The divines were clearly opposed to an undisciplined, indiscriminate administration of infant baptism of the kind Anglicanism had encouraged. In other words, the sacrament made no sense unless at least one parent was a true believer; and in stressing the responsibility of the father, the Directory abolishes the idea of godparents. Furthermore, infant baptism is not to be 'administered in private places, or privately, but in the place of public worship, and in the face of the congregation, where the people may most conveniently see and hear; and not in the places where fonts, in the time of Popery, were unfitly and superstitiously placed'.

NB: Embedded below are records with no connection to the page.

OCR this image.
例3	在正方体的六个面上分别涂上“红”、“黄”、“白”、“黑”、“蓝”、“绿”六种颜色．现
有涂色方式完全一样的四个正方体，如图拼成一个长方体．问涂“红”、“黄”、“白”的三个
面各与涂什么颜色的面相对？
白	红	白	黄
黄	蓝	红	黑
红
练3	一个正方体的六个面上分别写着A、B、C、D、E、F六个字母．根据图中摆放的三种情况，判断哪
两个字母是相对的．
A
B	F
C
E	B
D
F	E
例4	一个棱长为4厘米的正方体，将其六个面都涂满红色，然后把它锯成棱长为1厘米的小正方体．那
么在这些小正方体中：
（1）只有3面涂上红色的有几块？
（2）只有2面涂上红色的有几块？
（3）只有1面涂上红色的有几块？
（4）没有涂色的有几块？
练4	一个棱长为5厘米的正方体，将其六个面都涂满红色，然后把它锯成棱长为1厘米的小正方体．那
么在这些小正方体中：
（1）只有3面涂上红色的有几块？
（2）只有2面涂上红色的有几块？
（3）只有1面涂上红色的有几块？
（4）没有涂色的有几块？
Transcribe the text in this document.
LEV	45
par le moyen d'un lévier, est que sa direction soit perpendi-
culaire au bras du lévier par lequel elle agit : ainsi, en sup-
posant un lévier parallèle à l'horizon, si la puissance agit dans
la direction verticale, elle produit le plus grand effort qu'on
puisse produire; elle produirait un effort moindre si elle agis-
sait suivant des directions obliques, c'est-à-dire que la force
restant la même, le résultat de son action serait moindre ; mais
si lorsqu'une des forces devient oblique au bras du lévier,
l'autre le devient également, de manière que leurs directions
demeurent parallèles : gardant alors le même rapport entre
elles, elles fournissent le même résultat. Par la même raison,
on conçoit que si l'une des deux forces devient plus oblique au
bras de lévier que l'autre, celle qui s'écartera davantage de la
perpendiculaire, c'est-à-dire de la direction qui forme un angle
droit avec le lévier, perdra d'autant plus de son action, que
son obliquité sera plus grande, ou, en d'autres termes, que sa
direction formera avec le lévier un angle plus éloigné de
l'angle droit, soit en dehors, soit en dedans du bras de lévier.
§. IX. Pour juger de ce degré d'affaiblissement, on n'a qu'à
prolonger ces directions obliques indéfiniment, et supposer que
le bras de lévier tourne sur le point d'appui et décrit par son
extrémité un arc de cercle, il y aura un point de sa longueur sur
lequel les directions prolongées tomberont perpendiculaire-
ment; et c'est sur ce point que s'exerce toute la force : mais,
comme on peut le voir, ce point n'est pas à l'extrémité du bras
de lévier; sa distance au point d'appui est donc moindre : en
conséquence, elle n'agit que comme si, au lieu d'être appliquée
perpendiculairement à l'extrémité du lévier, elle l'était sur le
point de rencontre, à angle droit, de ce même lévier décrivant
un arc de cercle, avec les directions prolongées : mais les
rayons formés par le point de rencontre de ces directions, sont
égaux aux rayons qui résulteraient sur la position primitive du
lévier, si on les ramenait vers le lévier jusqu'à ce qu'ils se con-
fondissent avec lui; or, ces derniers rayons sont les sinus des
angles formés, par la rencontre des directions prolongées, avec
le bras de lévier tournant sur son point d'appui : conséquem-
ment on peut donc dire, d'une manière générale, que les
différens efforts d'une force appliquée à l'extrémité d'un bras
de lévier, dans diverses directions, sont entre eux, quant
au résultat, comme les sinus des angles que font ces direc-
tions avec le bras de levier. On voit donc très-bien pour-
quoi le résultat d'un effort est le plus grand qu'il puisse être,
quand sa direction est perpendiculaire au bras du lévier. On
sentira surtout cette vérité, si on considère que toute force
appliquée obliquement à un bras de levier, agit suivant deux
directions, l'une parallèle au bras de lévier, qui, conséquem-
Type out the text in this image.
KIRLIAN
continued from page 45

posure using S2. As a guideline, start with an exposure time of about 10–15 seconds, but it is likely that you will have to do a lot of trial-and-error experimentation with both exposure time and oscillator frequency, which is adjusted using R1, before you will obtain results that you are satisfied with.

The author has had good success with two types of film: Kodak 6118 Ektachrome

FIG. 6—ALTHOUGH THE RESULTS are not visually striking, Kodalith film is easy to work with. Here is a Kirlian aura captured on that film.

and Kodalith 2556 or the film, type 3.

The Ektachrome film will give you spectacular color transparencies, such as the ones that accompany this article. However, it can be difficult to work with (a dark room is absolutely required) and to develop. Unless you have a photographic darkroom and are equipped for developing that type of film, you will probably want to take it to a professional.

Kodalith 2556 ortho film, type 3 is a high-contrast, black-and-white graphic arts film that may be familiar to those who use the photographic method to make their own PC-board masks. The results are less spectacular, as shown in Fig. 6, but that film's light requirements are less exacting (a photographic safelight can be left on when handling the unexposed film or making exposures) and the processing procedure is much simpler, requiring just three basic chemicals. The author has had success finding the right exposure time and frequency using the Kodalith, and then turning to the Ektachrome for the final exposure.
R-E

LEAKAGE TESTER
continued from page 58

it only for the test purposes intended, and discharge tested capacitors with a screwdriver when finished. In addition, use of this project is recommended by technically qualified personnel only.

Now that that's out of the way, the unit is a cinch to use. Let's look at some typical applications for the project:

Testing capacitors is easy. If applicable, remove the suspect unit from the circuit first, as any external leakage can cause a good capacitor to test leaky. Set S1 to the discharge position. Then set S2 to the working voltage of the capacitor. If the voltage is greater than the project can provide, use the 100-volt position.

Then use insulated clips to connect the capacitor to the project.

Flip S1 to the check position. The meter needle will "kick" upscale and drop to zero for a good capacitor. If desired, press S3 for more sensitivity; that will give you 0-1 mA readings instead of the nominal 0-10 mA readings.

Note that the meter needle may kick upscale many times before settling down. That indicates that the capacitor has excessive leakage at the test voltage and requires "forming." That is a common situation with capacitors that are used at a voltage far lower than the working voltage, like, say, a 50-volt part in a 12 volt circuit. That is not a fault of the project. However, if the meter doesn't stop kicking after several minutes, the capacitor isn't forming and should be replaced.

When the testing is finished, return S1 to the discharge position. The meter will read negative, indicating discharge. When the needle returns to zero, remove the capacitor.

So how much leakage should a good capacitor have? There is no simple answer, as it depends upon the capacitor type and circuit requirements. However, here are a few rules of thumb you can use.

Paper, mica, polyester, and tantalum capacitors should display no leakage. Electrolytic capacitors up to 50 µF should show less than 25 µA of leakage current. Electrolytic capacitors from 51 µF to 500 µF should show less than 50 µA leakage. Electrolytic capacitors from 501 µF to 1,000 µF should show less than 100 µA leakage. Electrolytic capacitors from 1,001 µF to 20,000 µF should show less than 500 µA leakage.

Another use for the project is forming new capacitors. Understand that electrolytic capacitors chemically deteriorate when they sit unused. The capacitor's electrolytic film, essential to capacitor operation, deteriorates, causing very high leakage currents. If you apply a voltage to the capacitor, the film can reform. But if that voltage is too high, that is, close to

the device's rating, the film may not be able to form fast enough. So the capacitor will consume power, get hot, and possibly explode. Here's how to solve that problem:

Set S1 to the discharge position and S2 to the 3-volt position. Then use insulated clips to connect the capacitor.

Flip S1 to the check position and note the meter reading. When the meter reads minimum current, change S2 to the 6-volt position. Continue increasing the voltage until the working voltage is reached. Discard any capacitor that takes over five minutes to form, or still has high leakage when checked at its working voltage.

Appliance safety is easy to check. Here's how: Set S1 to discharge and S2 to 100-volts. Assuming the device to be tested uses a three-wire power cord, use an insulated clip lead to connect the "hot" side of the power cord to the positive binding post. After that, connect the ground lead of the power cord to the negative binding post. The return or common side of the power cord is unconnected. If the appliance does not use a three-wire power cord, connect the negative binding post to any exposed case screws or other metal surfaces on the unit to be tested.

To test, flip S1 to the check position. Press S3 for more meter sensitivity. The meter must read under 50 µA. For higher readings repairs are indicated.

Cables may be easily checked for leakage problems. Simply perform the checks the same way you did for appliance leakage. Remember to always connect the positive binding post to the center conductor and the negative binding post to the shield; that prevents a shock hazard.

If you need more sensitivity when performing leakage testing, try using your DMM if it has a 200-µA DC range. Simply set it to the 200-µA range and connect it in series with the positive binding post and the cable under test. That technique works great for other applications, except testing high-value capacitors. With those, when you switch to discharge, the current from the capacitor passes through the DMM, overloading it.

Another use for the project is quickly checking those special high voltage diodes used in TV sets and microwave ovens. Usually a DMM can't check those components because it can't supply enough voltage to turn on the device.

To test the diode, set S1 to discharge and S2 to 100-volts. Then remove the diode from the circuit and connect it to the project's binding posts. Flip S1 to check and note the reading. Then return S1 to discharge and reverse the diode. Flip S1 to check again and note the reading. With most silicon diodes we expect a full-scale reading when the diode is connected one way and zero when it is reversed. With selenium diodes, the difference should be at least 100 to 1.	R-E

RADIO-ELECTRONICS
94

This raises the question of the mode of baptism. While the Prayer Book allows for 'dipping', and no absolute prejudice against immersion was entertained by Calvin40 and the other reformers, the Directory ruled in favour of 'pouring or sprinkling of the water on the face of the child, without adding any other ceremony'. The etymology of baptizo surely justifies this position. The 'baptism of the Spirit' was an 'outpouring' (Acts 1: 5; 2: 17) rather than an 'immersion'; Israel's 'baptism unto Moses' simply meant an identification of the people with their leader, when they were neither immersed nor sprinkled. Their baptism was entirely dry, for not a drop of water fell on them! (1 Cor. 10: 2); as for the alleged immersionism of Romans 6, the notion of a watery grave is more applicable to God's enemies than his friends if the flood and the drowning of the Egyptians are anything to go by. As one may be perfectly clean after a bath or a shower,' so ceremonial washing is adequately signified by sprinkling (see Numbers 8: 7). Indeed, the quantity of water is quite irrelevant. Even the Apostle Peter seems to warn against attaching too much importance to the sign of baptism (1 Pet. 3: 21), a danger which faces Roman Catholics and Baptists alike. The essential thing which must always unite Bible-believing Christians  especially at the Lord's Table  is the reality of regeneration and a living, obedient faith in Christ.